Like so many others of the Greatest Generation, my Uncle Dick’s service did not end when he took off the uniform. He lived a life of service to the Nation both in and out of uniform. Like so many others, when he was needed, he was there. May God bless him and each member of his generation.
At some point, Uncle Dick will be interred at Arlington National Cemetery, where he will join my Father and Mother, my wife, my parents-in-law, and so many other honored dead of our Nation. His interment will be delayed because so many are dying from his generation that it takes months to schedule a funeral at Arlington. Someday, assuming the Lord tarries, my Aunt Dusty will join him at Arlington.
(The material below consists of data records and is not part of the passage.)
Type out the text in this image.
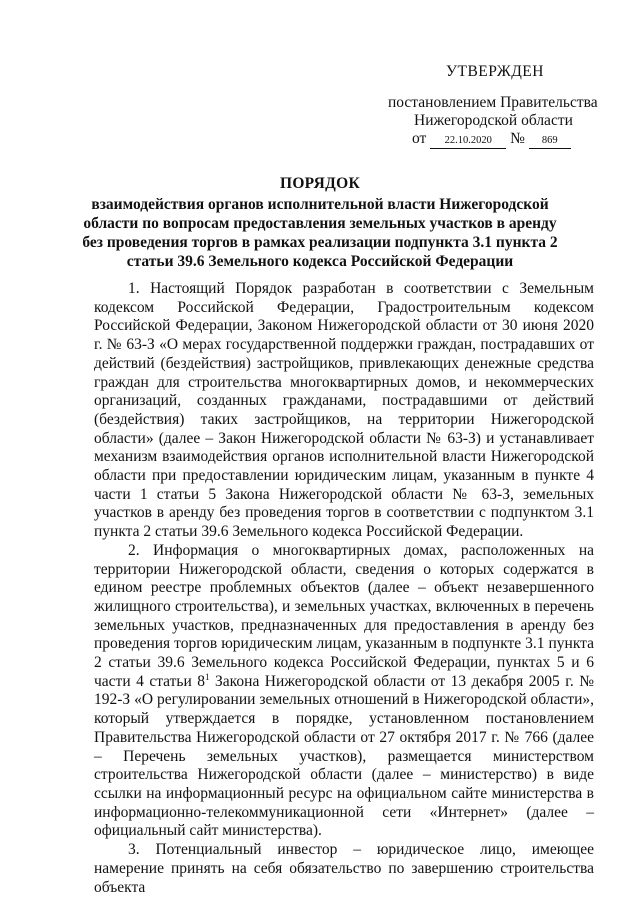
УТВЕРЖДЕН
постановлением Правительства
Нижегородской области
от 22.10.2020 № 869
ПОРЯДОК
взаимодействия органов исполнительной власти Нижегородской
области по вопросам предоставления земельных участков в аренду
без проведения торгов в рамках реализации подпункта 3.1 пункта 2
статьи 39.6 Земельного кодекса Российской Федерации

1. Настоящий Порядок разработан в соответствии с Земельным кодексом Российской Федерации, Градостроительным кодексом Российской Федерации, Законом Нижегородской области от 30 июня 2020 г. № 63-З «О мерах государственной поддержки граждан, пострадавших от действий (бездействия) застройщиков, привлекающих денежные средства граждан для строительства многоквартирных домов, и некоммерческих организаций, созданных гражданами, пострадавшими от действий (бездействия) таких застройщиков, на территории Нижегородской области» (далее – Закон Нижегородской области № 63-З) и устанавливает механизм взаимодействия органов исполнительной власти Нижегородской области при предоставлении юридическим лицам, указанным в пункте 4 части 1 статьи 5 Закона Нижегородской области № 63-З, земельных участков в аренду без проведения торгов в соответствии с подпунктом 3.1 пункта 2 статьи 39.6 Земельного кодекса Российской Федерации.

2. Информация о многоквартирных домах, расположенных на территории Нижегородской области, сведения о которых содержатся в едином реестре проблемных объектов (далее – объект незавершенного жилищного строительства), и земельных участках, включенных в перечень земельных участков, предназначенных для предоставления в аренду без проведения торгов юридическим лицам, указанным в подпункте 3.1 пункта 2 статьи 39.6 Земельного кодекса Российской Федерации, пунктах 5 и 6 части 4 статьи $8^1$ Закона Нижегородской области от 13 декабря 2005 г. № 192-З «О регулировании земельных отношений в Нижегородской области», который утверждается в порядке, установленном постановлением Правительства Нижегородской области от 27 октября 2017 г. № 766 (далее – Перечень земельных участков), размещается министерством строительства Нижегородской области (далее – министерство) в виде ссылки на информационный ресурс на официальном сайте министерства в информационно-телекоммуникационной сети «Интернет» (далее – официальный сайт министерства).

3. Потенциальный инвестор – юридическое лицо, имеющее намерение принять на себя обязательство по завершению строительства объекта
It is at Memorial Day that we honor those who died in our Nation’s service. It gives us the opportunity to pause and reflect on those who served and died to keep us free. So many laid down their lives that we might enjoy freedom. Although it is always sad to lose a loved one, we have a blessed hope that one day, each Believer will see our Lord face-to-face and be reunited with those who have gone on before. What a glorious reunion that will be.
Farewell, Uncle Dick. I look forward to seeing you on the other side!
I urge each of us to take a moment this Memorial Day to reflect on what so many men and women in uniform have done to keep us free. President Abraham Lincoln may have said it best in his Gettysburg Address: “[F]rom these honored dead we take increased devotion to that cause for which they gave the last full measure of devotion -- that we here highly resolve that these dead shall not have died in vain -- that this nation, under God, shall have a new birth of freedom -- and that government of the people, by the people, for the people, shall not perish from the earth.” Amen!
May God bless each one who laid down his or her life that others may live and may God bless the United States of America!